Shares of real estate investment trust (REIT) Annaly Capital Management (NLY -2.34%) rose nearly 13% in November according to data from S&P Global Market Intelligence. That's not bad, but it's well shy of the nearly 30% gain at Seritage Growth Properties (SRG -1.30%). And that advance was bested by the 40% price increase seen in Kimco Realty's (KIM -0.15%) stock during the month. The proximal cause for the advances was coronavirus vaccine news, but clearly there's more going on.
In November Pfizer and BioNTech, AstraZeneca, and Moderna all announced that they had achieved material success with their coronavirus vaccine development efforts. For a world that's trying to muddle through a global pandemic, this is very good news. Investors were rightly excited about these updates and bid up the prices of stocks. The S&P 500 Index, using SPDR S&P 500 ETF as a proxy, was up nearly 11% in the month. The REITs here did better than that to varying degrees, which is important information for investors to digest, because it hints at the very different situations each of these REITs is in.
For example, Annaly is a mortgage REIT. This is a very different business than property-owning REITs like Seritage and Kimco. Conservative investors are probably better off avoiding the sector due to its complexity. The key here is that mortgage REITs generally make use of leverage to boost returns, using the value of the mortgage portfolios they own as collateral for the loans they take on. Annaly's stock fell sharply in early 2020 because of concerns about liquidity and market disruptions when the coronavirus first hit, with investors worried that the value of its portfolio could fall to the point where it would have to sell assets on the cheap to repay its own loans. That didn't happen, the housing market has remained relatively strong, and the stock has steadily recovered. This is why November's gain was good, but not incredible.
Seritage, meanwhile, owns retail properties. The retail sector has been hit hard during the pandemic, as many non-essential stores have been forcibly shut and consumers are staying home to avoid crowds. However, that's only half the story here. Seritage was created by Sears Holdings, well before COVID-19 was around, as a way for that retailer to raise much needed cash. From day one Seritage's business model was to find new tenants for properties occupied by troubled Sears and Kmart stores.
It has done a good job of executing that plan, but the coronavirus has clearly made it harder for the REIT. First there's the issue of collecting rent from tenants, with collection rates increasing from 70% in the second quarter to 86% in the third. But there's a very big second issue to look at here: Seritage is still in the process of revamping its business. Nearly 39% of its portfolio falls into the "signed not occupied category." In other words, it has leases for these properties but the tenant hasn't moved in yet because the property isn't ready. The REIT has solid prospects, but it still has a lot of money to spend to upgrade assets for new tenants. At the end of the day, a lot here depends on Seritage's relationship with its lenders. All in, even though a vaccine will help a great deal, the REIT is really the same turnaround play it was before the pandemic hit.

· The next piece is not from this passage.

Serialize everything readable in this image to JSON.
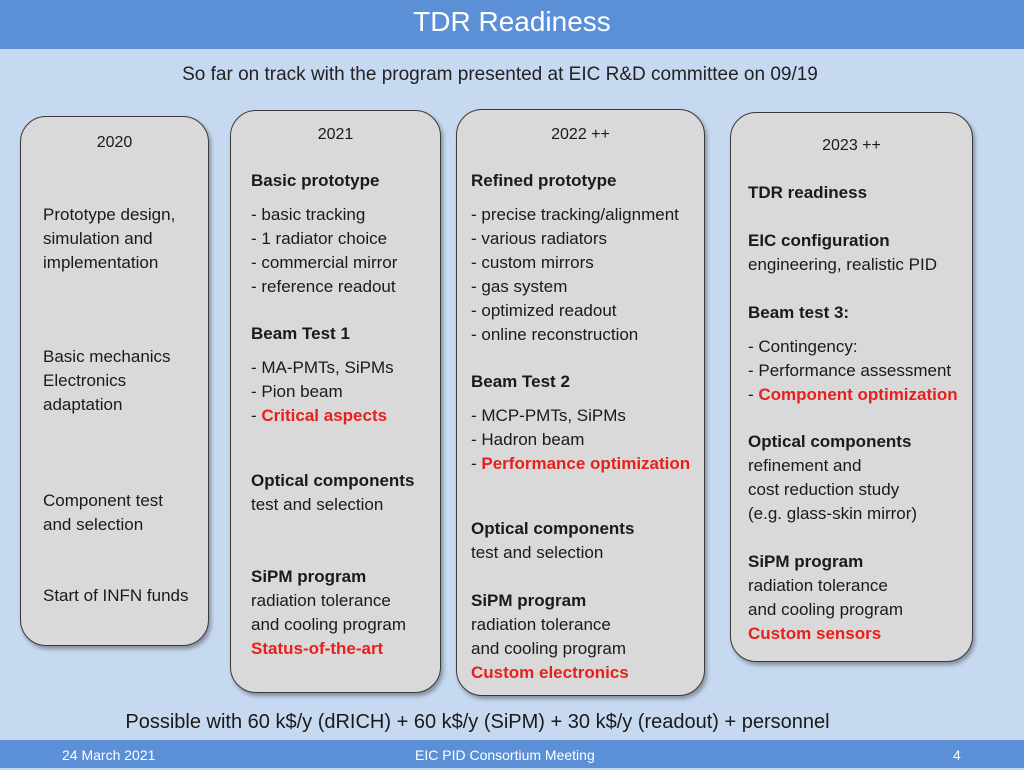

Kimco Realty is a bit more mundane, as the REIT owns shopping centers. That said, the coronavirus hasn't been easy on the company or its shareholders. In April the landlord only collected around 60% of the rents it was owed. That improved to 76% in June and 90% in October. Its business is clearly on the mend. However, occupancy has been declining, as both large and small tenants struggle to survive in these troubling times. In fact, occupancy is likely to fall further before it starts to increase again, especially with COVID-19 cases on the rise again. The REIT trimmed its dividend nearly 65% in the third quarter, which isn't a particularly reassuring move. So even this story isn't quite as simple as "a vaccine will solve all problems."
There's no denying that an effective and widely deployed coronavirus vaccine will help all of these REITs. But investors can't paint the entire sector with a single brush. As a mortgage REIT, Annaly has very different operating dynamics than traditional property-owning REITs. While Seritage and Kimco are both in the retail space, the dynamics they are dealing with are not the same, as Seritage has the extra baggage of rebuilding its portfolio. And while Kimco is, relatively speaking, a boring retail REIT, a vaccine won't be enough to quickly turn things around. Mr. Market can swing to emotional extremes, but long-term investors need to step back and carefully analyze what's going on. These three REITs, each of which rallied strongly in November, show just how vital it is to dig deeper today.